Diesel dilemma

June 09, 2012 12:42 am | Updated December 04, 2021 10:59 pm IST

Faced with criticism that rich buyers of diesel cars are benefiting from subsidies on the fuel, the government is considering imposing a higher excise duty on such motor vehicles. Sales of diesel cars and utility vehicles have been rising steadily in the last year and more thanks to the wide gulf between the retail prices of petrol and diesel. Historically in India, higher taxes have always made petrol more expensive than diesel. With the government in recent times being chary of raising the price of diesel due to its impact on inflation — the last increase was effected a year ago — the price gulf with petrol only widened further, especially because petrol prices continued to rise. Spotting an opportunity here, car manufacturers pushed diesel engine models in the market. Though considerably more expensive than their petrol variants — and there is no real economic justification for why this should be so — diesel cars were still attractive for consumers given the lower fuel costs.
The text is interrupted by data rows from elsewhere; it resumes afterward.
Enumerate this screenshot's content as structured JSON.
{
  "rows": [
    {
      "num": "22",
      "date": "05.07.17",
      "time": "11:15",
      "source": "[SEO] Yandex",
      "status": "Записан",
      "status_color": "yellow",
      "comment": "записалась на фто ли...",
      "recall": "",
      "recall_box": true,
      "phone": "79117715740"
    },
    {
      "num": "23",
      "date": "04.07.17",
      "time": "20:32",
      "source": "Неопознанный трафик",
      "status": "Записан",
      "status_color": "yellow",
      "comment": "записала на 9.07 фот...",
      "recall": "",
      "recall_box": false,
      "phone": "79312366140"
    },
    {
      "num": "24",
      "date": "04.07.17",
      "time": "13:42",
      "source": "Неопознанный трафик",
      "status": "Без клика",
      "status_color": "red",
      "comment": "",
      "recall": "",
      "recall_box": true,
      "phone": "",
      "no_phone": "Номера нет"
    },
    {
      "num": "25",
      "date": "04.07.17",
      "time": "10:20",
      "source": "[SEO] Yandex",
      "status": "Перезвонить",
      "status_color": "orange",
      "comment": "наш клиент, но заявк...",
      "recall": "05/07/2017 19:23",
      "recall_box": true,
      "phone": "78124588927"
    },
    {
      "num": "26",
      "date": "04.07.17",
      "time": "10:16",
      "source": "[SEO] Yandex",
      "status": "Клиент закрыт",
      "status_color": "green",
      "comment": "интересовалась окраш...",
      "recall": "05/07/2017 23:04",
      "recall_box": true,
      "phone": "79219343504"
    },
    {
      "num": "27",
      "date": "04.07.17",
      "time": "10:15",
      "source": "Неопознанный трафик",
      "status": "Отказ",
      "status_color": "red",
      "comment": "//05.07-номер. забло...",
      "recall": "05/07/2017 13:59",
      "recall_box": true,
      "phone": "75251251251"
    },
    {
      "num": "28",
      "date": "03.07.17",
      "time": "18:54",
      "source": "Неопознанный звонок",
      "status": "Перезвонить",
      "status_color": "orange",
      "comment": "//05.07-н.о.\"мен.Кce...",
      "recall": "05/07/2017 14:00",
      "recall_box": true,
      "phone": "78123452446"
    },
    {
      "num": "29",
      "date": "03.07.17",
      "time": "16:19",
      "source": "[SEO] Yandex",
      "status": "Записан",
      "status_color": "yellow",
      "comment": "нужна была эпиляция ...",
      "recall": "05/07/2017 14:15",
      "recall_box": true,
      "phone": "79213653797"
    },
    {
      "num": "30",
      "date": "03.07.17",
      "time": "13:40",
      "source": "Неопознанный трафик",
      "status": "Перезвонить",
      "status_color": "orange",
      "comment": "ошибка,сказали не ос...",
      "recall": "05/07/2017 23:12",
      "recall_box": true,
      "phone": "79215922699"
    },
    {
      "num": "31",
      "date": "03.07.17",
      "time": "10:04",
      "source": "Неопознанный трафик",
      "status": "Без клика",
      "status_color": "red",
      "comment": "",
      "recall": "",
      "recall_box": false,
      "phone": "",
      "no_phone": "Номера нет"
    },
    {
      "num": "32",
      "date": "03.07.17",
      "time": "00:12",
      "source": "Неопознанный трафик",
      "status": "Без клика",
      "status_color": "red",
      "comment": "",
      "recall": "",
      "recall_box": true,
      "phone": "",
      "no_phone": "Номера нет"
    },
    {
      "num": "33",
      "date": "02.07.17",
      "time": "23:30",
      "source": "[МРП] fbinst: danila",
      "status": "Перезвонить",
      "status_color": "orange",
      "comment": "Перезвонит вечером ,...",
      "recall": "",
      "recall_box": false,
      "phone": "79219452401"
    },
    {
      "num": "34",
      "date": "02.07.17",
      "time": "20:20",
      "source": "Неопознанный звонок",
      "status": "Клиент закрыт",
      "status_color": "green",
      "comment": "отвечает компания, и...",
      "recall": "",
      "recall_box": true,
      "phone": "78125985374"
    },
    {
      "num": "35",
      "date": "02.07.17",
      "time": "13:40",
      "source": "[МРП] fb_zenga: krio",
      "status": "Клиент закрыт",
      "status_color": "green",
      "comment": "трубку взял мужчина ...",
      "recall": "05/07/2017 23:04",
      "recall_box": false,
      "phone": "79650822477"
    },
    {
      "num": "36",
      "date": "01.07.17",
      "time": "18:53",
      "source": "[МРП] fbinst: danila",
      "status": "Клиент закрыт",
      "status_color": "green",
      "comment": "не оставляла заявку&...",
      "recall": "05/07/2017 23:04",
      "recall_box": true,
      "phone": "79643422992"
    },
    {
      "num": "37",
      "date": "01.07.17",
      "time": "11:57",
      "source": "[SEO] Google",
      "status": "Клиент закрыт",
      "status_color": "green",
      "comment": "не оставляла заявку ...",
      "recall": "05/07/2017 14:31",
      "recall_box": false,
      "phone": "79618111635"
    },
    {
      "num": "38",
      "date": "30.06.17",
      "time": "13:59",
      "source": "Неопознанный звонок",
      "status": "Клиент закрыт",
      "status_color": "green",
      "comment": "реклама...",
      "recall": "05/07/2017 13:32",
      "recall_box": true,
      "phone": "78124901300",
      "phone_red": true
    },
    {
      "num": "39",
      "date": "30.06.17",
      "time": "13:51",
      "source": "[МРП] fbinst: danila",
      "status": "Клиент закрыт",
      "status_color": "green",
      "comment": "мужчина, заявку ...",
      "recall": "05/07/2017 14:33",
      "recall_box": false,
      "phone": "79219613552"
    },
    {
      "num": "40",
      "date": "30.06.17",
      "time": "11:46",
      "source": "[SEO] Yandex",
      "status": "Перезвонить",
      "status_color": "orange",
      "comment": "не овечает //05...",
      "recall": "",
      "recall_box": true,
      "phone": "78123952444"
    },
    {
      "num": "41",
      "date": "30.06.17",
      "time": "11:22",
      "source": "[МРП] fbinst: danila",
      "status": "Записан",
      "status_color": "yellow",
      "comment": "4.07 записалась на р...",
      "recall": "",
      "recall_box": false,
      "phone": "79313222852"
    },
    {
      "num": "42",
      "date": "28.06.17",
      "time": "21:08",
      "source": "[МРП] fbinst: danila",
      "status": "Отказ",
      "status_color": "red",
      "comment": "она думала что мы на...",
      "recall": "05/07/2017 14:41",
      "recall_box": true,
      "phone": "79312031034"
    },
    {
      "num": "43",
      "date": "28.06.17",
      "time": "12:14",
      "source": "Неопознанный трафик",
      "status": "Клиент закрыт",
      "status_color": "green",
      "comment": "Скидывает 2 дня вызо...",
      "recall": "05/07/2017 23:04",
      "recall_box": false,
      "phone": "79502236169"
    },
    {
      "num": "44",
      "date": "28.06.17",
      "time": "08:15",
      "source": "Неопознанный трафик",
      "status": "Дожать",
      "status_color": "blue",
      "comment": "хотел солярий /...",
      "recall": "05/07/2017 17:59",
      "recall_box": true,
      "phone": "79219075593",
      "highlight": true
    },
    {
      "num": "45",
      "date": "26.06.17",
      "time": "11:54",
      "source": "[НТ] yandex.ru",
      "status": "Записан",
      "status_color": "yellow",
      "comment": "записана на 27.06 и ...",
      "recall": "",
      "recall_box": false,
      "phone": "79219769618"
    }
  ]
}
This naturally led to the increasing ‘dieselisation' of private motor transport. Other undeserving users getting subsidised include mobile phone companies who use diesel to power thousands of towers across the country.

While the revenues from the higher duty on diesel cars may be welcome to a funds-starved government and the move will also address critics who feel that rich car buyers are walking off with a subsidy aimed at the poor, a few questions nevertheless arise. Studies show that diesel cars as a category consume just between 12-15 per cent of all diesel sold in the country. Higher excise will help recoup some of the undeserved subsidy the owners of new cars will enjoy but what about the existing population of diesel cars? Surely they cannot continue to enjoy the subsidy. Perhaps the government ought to look into introducing a variable annual road tax on all cars with the levy on diesel cars pegged to neutralise the advantage of subsidised diesel. Car manufacturers insist that any punitive levy on diesel cars will affect the profitability of investments already made in plant and machinery. But the demand for diesel cars will also fall if the fuel subsidy were eliminated say, by a system of dual pricing. In Ireland, for example, farm diesel, with a green additive, sells for roughly €0.5 a litre less than regular diesel. If farm consumption has to be subsidised, dual pricing is an option that India should seriously consider, though stringent monitoring against diversion and resale is essential. By one estimate, roughly 10 per cent of all diesel sold in Ireland is illegal. Whatever the government decides, however, it must find a way to stop subsidising the owners of diesel motor cars.